While eligibility criteria for Simplified TP Documentation (STPD) remain unchanged, TPG8 introduces an important procedural clarification, wherein taxpayers must expressly declare that qualifying past TP documentation exists. This change ensures consistency and reliability in the use of simplified documentation.

Additionally, in alignment with the OECD BEPS 2.0 initiative, IRAS launched a three-year pilot of the Simplified and Streamlined Approach (SSA) - Singapore’s implementation of Amount B - for qualifying marketing and distribution activities, effective 1 January 2026 to 31 December 2028.

Furthermore, TPG8 introduces several other updates, including:

  • Clarified procedures for disputing TP adjustments.
  • Detailed articulation of the protective Mutual Agreement Procedure (MAP).
  • Clarifications on strict pass-through costs, including documentation expectations.
  • Confirmation that interest-free cross-border loans where Singapore is the lender will not attract TP adjustments.

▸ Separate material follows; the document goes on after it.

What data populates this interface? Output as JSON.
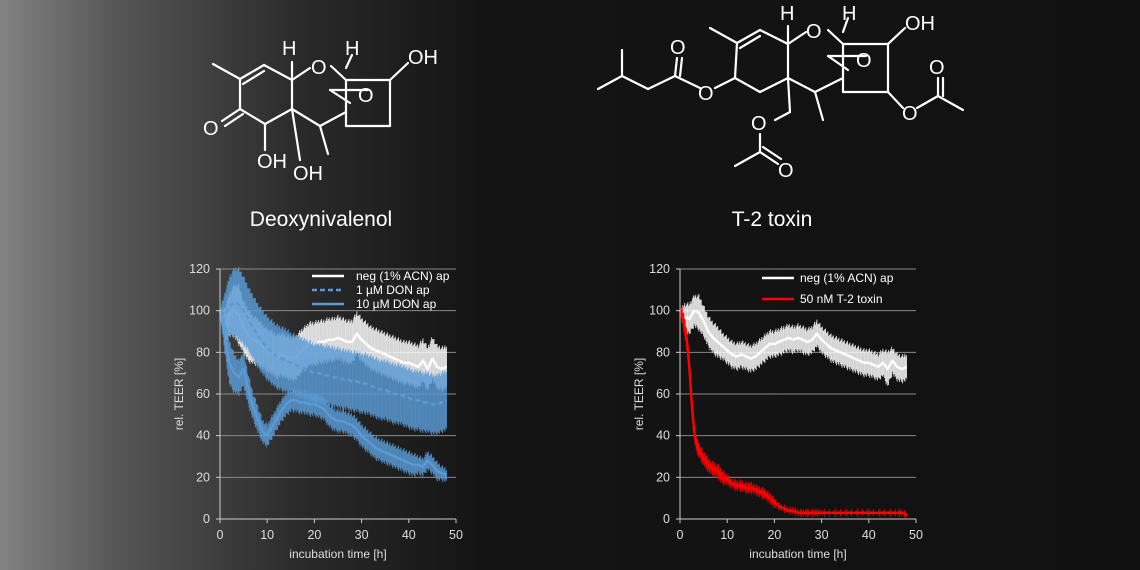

TPG8 demonstrates IRAS’ continued focus on intercompany financing, enhanced TP governance, and alignment with global developments. While the guidelines introduce meaningful compliance relief in specific areas - particularly domestic related-party loans - they also heighten expectations for documentation, characterization, and monitoring of related-party arrangements.

Businesses operating in Singapore should review their existing TP practices to ensure alignment with the updated framework and consider the potential benefits of the SSA pilot for distribution-related transactions.